Iowa State University

Inside Iowa State
Mar. 20, 1998

One for the students

by Tracy Griffin, News Service intern

Harold "Sande" McNabb, a university professor in plant pathology and forestry, always has enjoyed working with students inside and outside the classroom. He works with undergraduates and graduates in his laboratory and supervises student summer interns each year.

McNabb's contact with students reaches beyond Iowa State. He has helped many high school students prepare science projects and publish research papers. And for several years, he has been involved in what now is called the Iowa State Science and Technology Fair.

This is the second year the science fair has been held at ISU. Formerly it was the Hawkeye Science Fair, held each year in Des Moines. McNabb played an instrumental part in moving the science fair to Ames.

In 1995, he was contacted by a group of high school teachers and parents who were Iowa State alumni. The Hawkeye Science Fair had been losing support in Des Moines and they thought ISU was the ideal place to hold a science fair. McNabb proposed the idea to President Martin Jischke, who appointed a task force to study the possibility.

The task force worked closely with university relations staff to develop a proposal for the Hawkeye Science Fair's board of directors. The board agreed to let ISU take over the science fair and in 1997 it was moved to Hilton Coliseum. McNabb serves as the director of the science fair and chair of the board of directors.

"I did it for the young people," McNabb said. "It was terrific last year looking down (onto the floor of Hilton) and seeing all the projects."

He said this year's event (March 27-28) will be bigger than the previous year. More than 550 preliminary applications were submitted.

"This is a chance for students to work outside the school environment to learn what science can really do," McNabb said. "They come to college much better prepared for university work."

Iowa State and its college faculty have supported the science fair in some not-so-apparent ways, he said. Ames middle and high school students develop their projects with the guidance of ISU faculty members.

"I have a deep faith in the land-grant system, and I think we owe it to the people to get involved in this type of thing," he said.

McNabb said all faculty and staff members are encouraged to attend this year's exhibits and, if they have time, help judge entries.

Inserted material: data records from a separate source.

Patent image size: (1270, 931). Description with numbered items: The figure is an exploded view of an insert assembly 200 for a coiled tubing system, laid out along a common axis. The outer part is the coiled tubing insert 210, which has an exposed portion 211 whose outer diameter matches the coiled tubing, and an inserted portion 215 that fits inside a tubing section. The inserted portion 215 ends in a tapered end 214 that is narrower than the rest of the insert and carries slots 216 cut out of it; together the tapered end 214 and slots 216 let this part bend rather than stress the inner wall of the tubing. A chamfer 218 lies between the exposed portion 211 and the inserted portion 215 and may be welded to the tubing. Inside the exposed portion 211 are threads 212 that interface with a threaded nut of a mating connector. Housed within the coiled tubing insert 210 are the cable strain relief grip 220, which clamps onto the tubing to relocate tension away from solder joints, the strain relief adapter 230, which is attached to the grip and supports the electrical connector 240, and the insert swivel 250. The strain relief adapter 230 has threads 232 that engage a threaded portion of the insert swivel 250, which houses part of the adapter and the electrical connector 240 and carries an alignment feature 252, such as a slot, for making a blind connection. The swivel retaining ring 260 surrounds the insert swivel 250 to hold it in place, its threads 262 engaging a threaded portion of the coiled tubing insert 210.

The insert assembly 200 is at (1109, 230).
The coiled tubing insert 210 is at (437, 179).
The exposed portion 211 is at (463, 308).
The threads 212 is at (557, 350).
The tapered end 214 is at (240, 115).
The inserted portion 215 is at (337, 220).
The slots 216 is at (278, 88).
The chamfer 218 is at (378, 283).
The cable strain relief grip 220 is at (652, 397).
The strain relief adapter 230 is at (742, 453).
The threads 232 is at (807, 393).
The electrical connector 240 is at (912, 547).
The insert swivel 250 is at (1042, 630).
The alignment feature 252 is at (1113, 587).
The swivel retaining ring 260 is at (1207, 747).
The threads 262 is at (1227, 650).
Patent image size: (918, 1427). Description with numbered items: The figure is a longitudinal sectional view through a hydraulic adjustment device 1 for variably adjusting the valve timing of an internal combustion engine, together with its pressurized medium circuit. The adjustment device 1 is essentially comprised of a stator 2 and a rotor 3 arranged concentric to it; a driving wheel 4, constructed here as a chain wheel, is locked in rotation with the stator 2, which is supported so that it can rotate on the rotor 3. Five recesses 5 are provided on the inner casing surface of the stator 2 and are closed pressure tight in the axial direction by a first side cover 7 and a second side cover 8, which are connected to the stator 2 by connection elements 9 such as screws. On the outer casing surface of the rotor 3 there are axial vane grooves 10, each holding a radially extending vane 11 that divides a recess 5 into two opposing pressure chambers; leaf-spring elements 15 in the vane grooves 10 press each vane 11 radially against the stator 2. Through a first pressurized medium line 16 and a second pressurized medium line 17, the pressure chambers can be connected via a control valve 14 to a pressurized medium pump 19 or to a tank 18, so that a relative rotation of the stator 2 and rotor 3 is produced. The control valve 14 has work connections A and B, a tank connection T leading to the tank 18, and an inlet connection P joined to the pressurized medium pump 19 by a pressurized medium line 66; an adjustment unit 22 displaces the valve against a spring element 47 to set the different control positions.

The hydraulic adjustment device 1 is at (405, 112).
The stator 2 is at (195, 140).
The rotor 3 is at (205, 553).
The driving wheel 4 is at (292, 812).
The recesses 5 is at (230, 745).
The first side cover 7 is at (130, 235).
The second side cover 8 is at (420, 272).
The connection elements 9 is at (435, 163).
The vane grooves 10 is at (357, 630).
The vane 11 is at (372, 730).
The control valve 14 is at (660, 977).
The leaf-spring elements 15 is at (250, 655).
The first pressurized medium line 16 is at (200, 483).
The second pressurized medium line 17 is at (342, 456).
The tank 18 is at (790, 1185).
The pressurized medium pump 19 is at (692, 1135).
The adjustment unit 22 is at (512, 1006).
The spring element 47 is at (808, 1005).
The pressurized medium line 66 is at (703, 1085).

"The youth in the state are the future," he said. "It's a chance to see some outstanding young students."

McNabb has been involved in high school and junior high science fairs for more than 20 years, judging competitions and working with students on projects. In 1991, a high school student he coached was selected as one of 40 finalists in the Westinghouse Talent Search competition.

McNabb decided at a young age what he wanted to do.

"Two people had a big impact on my life," he said.

As a fifth grader, he met G.B. McDonald, a forestry professor and department head at ISU, and decided then he would work with trees. He never met the second person who influenced his life, George Washington Carver, but read about him. He explained that Carver's teachings stressed service to others and value-added products from plants.

McNabb said he knew from the beginning of his career that he wanted to work with students. He started at ISU in 1953 on a research appointment. His appointment has never been more than 30 percent teaching, but McNabb said he always has tried to incorporate his research into his work with students.

"I told the university when I started that I would make teaching out of everything I did," he said.

Often teaching assistants lead laboratory work, but McNabb stays involved in the instruction of the laboratories that supplement his classes.

"I feel I should be with the students. We're the leaders of learning. We're there to help students find sources, make connections between different pieces of information and answer questions," he said.

McNabb said his and his wife's main goal always has been to work with youth. They have two grown children and have been involved in church youth groups, Boy Scouts and other youth organizations.

"It keeps me young," McNabb said. "We have interesting friends around the country and around the world because of all of the contacts we have with students."